Панкратов старался ничего не замечать, все глубже уходил в себя и в работу. Стал просто пропадать в больнице, чаще оставался дежурить, хотя по статусу мог уже этого и не делать. Но на работе Андрей чувствовал себя на равных со своими коллегами, которые уважительно относились к нему.
«Вот они, тылы! – не без зависти взглянул Панкратов на дежуривших возле гинекологического корпуса мужичков. – Ждут, волнуются… тылы! А у меня словно рюкзак со взрывчаткой за спиной».
Но не только об этом вспоминал Панкратов, пока прыгал через лужи. Не мог он забыть и малоприятный разговор с родственниками только что оперированного больного. Эмоциональность разговора была подогрета еще и неумелыми действиями сестер и нянечек операционного блока. Они, очевидно, торопились, ведь многие были студентками и спешили на занятия. Так вот, медсестры протащили после операции тюк с окровавленными простынями сквозь ряд родственников, стоящих у дверей операционной. Наверняка не осталась в тайне и остановка сердца у больного на операционном столе. Поэтому на выходе из операционной Панкратова ожидала враждебно настроенная толпа. Конечно же, Андрей понимал, в каком состоянии родственники, и знал, как себя вести в подобной ситуации.

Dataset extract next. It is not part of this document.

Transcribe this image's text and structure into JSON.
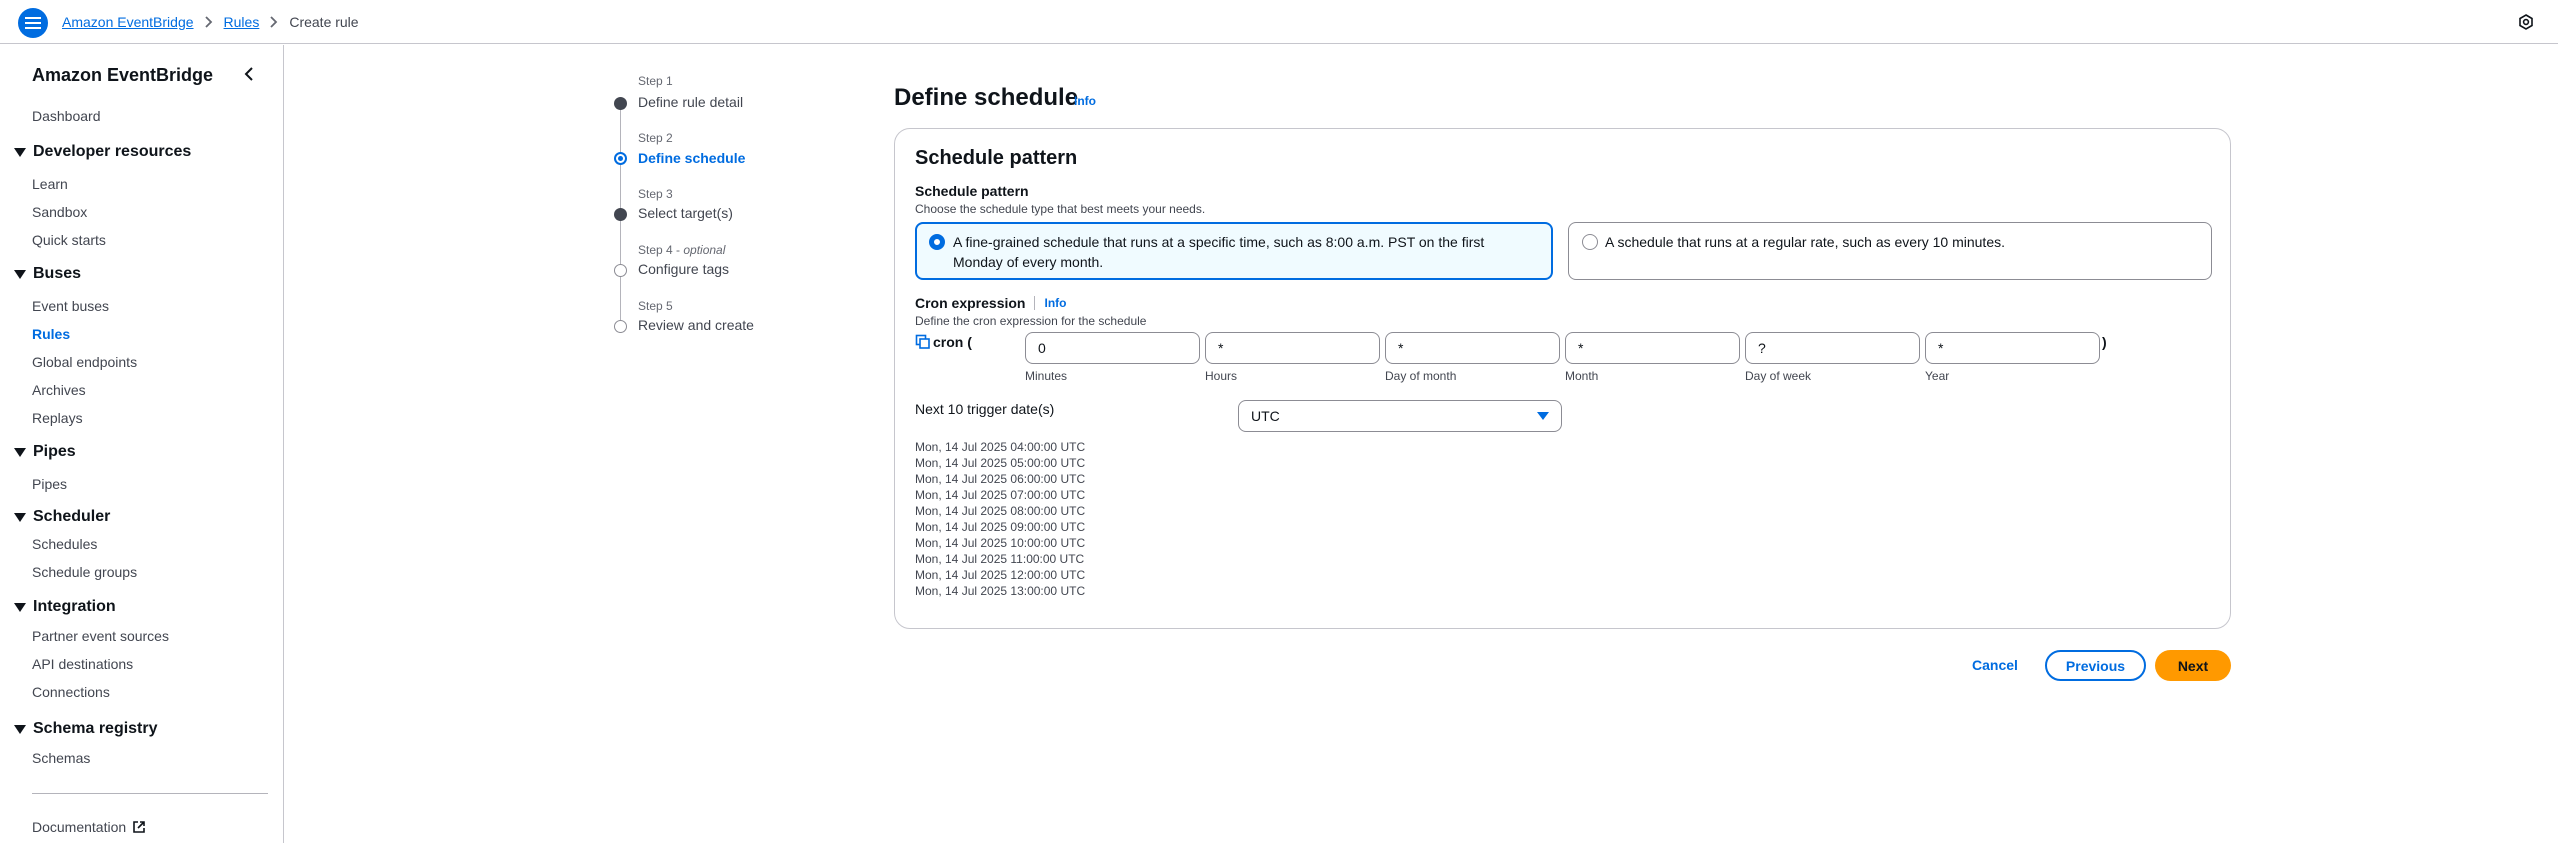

Обычно родственников к операционной не подпускают на пушечный выстрел, но сейчас все сложилось иначе. Порадовать их Панкратов ничем не мог, а успокаивать в таких случаях крайне опасно. Массивная кровопотеря, остановка сердечной деятельности, прямой массаж сердца… В общем, прогноз у этого паренька был крайне неблагоприятен. Но Панкратов оставил им надежду, объяснив, что кровотечение остановлено и больному проводится вся необходимая в таких случаях терапия.